In all these points nothing else seems to be meant but that our good works are to be seasoned with the fervour of devotion and the spiritual sweetness of grace.
The fourth fountain of zeal seems more specially suited to those in authority.
These four fountains our Blessed Lord offers to us in His own person while we still live on earth. A fifth, which is the fountain of life, He promises to give us in the world to come. This is the water for which the holy Prophet thirsted: “My soul hath thirsted after the strong living God.” (Ps. xli. 3.)
Was it to signify the first four fountains that Christ was wounded in four places while still living on the Cross? while the fifth wound in His side was not inflicted till after He had expired.

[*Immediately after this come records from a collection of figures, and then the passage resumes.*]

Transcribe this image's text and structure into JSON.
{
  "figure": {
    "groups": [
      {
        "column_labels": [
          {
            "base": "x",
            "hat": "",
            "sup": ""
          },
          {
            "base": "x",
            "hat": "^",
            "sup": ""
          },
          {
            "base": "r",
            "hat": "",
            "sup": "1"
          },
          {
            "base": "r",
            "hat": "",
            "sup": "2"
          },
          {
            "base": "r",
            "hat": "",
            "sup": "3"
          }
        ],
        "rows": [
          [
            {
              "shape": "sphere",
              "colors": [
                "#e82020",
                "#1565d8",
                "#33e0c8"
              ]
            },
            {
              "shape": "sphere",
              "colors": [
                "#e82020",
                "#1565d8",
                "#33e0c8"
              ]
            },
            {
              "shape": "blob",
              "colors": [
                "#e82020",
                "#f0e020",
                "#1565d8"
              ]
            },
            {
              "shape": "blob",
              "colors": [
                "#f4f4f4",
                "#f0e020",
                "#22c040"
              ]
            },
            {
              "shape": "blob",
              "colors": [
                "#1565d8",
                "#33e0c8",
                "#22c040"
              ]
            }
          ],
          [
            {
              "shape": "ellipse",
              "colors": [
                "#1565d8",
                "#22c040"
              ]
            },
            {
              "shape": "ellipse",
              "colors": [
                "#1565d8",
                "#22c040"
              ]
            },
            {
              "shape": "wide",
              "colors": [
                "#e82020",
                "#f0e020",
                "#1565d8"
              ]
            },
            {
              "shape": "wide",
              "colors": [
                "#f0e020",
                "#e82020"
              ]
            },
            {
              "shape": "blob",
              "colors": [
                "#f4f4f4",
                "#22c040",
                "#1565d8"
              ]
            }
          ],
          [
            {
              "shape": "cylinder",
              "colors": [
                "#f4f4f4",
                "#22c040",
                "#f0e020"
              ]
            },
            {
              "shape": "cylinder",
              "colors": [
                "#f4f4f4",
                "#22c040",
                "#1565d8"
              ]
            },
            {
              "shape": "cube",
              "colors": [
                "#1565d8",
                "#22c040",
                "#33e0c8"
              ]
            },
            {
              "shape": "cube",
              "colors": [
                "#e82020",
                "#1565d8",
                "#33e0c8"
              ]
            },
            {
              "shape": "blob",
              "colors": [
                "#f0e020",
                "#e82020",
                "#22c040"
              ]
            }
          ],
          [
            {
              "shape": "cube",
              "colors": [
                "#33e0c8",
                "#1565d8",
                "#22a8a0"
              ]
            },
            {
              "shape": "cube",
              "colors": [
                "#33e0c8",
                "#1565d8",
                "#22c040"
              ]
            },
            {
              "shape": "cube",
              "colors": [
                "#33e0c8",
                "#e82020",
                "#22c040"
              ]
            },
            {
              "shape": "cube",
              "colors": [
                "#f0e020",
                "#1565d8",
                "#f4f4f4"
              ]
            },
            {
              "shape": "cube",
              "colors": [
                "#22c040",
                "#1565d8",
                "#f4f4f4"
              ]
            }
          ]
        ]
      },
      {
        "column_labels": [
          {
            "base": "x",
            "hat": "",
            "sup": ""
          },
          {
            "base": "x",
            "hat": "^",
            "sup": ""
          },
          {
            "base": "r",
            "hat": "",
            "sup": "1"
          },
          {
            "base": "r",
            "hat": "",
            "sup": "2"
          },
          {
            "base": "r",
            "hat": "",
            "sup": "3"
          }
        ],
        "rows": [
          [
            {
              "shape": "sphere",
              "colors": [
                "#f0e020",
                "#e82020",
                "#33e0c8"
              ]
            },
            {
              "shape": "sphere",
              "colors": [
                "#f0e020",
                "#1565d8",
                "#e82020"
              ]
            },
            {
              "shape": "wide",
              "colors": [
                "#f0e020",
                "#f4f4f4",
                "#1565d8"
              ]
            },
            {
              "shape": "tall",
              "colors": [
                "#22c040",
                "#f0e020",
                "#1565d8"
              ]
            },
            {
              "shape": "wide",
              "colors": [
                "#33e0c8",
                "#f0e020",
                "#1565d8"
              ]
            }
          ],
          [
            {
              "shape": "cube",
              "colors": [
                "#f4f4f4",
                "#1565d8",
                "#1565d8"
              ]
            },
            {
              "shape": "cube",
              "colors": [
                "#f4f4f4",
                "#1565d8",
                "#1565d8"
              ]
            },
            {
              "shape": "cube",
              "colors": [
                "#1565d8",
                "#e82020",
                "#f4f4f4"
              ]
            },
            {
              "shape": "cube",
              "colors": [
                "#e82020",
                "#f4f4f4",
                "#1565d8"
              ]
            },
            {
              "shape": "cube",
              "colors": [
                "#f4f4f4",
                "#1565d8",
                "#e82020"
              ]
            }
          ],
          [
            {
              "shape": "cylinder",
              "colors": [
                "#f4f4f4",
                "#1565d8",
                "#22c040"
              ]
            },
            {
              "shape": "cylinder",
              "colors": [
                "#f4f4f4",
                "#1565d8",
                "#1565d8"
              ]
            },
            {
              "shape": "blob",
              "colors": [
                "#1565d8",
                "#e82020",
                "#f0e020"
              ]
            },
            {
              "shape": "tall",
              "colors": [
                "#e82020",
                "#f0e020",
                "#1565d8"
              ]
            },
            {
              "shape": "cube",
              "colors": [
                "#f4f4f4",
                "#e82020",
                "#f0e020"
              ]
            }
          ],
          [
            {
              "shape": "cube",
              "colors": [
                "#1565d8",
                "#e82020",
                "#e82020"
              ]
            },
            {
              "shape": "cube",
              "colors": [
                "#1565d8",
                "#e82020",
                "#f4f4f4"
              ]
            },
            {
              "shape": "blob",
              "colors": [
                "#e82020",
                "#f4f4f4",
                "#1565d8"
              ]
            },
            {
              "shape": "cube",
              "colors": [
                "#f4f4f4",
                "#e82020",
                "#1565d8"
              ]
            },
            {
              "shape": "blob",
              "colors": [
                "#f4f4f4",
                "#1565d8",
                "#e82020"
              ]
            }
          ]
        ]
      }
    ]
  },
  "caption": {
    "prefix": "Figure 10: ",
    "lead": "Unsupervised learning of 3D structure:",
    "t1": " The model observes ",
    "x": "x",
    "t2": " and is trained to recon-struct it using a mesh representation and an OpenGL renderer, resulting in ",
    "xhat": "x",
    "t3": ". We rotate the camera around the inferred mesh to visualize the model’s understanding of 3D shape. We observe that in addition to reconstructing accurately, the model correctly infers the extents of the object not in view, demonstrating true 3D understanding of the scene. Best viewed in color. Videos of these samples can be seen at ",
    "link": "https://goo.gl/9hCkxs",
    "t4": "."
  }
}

Jesus Christ offers us the first four fountains during our life. He opens the fifth fountain to us after our death, when He leads us into the possession of eternal life.
But see how, after treating of the mysteries of our Lord’s Nativity, we have suddenly turned to the mystery of His Passion. Yet it is no wonder that we should seek in the Passion for the treasures that Christ brought us in His Nativity, since it was in His Passion that He poured out for us the price of our redemption.